Random permutation of integers using a random number generator

This is my homework assignment:
Random r = new Random();
public int get100RandomNumber() {
return 1 + r.nextInt(100);
}
You are given a pre-defined function named getrand100() (above) which
returns an integer which is one random number from 1-100. You can call
this function as many times as you want but beware that this function
is quite resource intensive. You cannot use any other random
generator. You cannot change the definition of getrand100().
Output: Print numbers 1-20 in random order. (Not 20 random numbers)
What I have tried..
public class MyClass {
static Random r = new Random();
static HashSet<Integer>;
public static void main(String args[]) {
myMethod();
System.out.println(s);
}
public static void myMethod() {
boolean b = false;
s = new HashSet<Integer>();
int i = getRand100();
if (i >= 20)
i = i % 20;
int j = 0;
int k, l;
while (s.size() <= 20)
{
System.out.println("occurence no" + ++j);
System.out.println("occurence value" + i);
b = s.add(i);
while (!b) {
k = ++i;
if(k<=20)
b = s.add(k);
if(b==true)
break;
if (!b) {
l = --i;
if(i>=1&&i<=20)
b = s.add(l);
if(b==true)
break;
}
}
}
System.out.println(s);
}
public static int getRand100()
{
return r.nextInt(100) + 1;
}
}
Thanks for any help!

I believe you are asking how to use a random number generator to print out the numbers 1 to 20 in a random order.

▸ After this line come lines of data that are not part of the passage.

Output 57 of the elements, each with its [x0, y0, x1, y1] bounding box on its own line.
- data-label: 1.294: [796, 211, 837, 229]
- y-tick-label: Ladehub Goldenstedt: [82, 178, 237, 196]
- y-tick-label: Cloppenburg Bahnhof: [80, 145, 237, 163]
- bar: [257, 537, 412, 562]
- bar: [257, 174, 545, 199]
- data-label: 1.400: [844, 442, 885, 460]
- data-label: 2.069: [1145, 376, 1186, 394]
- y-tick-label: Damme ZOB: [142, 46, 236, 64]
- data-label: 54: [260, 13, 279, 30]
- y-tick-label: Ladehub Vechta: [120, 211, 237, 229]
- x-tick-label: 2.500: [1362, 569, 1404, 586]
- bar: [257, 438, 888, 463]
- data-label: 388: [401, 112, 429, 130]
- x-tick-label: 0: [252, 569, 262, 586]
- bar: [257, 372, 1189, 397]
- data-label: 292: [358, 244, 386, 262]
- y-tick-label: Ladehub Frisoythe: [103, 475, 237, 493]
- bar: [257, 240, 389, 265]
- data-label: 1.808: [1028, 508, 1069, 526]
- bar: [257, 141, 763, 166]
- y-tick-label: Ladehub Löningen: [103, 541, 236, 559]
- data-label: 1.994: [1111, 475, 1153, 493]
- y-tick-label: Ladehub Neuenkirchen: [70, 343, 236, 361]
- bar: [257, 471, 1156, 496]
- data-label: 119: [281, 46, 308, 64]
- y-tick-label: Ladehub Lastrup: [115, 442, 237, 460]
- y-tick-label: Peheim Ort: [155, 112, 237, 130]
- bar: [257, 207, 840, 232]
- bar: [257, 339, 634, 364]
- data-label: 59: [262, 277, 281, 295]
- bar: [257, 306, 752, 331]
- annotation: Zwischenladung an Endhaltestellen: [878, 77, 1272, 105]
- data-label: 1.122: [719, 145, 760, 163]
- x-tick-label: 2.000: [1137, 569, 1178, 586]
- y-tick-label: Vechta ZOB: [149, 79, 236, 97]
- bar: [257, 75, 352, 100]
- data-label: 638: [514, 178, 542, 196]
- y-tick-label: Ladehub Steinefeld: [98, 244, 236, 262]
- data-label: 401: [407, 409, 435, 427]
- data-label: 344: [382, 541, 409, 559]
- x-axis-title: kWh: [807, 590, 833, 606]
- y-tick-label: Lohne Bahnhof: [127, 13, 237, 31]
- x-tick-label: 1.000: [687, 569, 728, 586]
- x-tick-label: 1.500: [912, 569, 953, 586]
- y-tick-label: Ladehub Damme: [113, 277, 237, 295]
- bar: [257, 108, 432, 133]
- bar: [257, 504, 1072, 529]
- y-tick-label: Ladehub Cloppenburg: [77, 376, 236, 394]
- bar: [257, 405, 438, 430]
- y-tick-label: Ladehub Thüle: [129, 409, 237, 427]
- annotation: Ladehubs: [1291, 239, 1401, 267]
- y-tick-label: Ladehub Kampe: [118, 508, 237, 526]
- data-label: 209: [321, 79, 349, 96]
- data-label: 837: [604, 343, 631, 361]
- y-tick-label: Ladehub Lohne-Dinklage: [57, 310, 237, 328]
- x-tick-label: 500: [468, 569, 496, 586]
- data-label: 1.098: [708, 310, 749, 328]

This is also known as a "random permutation". The Fischer-Yates shuffle is such an algorithm.
However, to implement the algorithm, you first of all need a random number generator that can pick one out of N items with equal probability where N ranges from 2 up to the size of the set to shuffle, while you only have one that can pick one out of 100 items with equal probability. That can easily be obtained by a combination of modulo arithmetic and "rerolling".

Assuming you are allowed to use the ArrayList class, I'd recommend filling a list with the numbers you want (1 to 20 in this case), then randomly pick numbers from the list and remove them. Using getRand100() % theList.size() should be sufficiently random for your cause and you only need to call it 19 times. When only one element is left, there's no need to "randomly" pick it from the list anymore. ;-)

I believe that I've come up with a way to convert any number between 1 and n! (assuming the number of items is known) to a unique permutation of n items.
In essence, this allows for an "immediate" randomization of an entire deck without having to use any shuffling algorithms. For now, it runs in O(n^2) and requires using BigInteger packages (ie. in Java or Javascript), but I'm looking for ways to optimize the runtime (although, honestly 2500 iterations is nothing these days anyway). Regardless, when given at least 226 bits of valid, random data, the function is able to generate a shuffled array of 52 integers in under 10 ms.
The method is similar to that used to convert a decimal number to binary (continually dividing by 2, etc). I'm happy to provide my code upon request; I find it interesting that I haven't come across it before.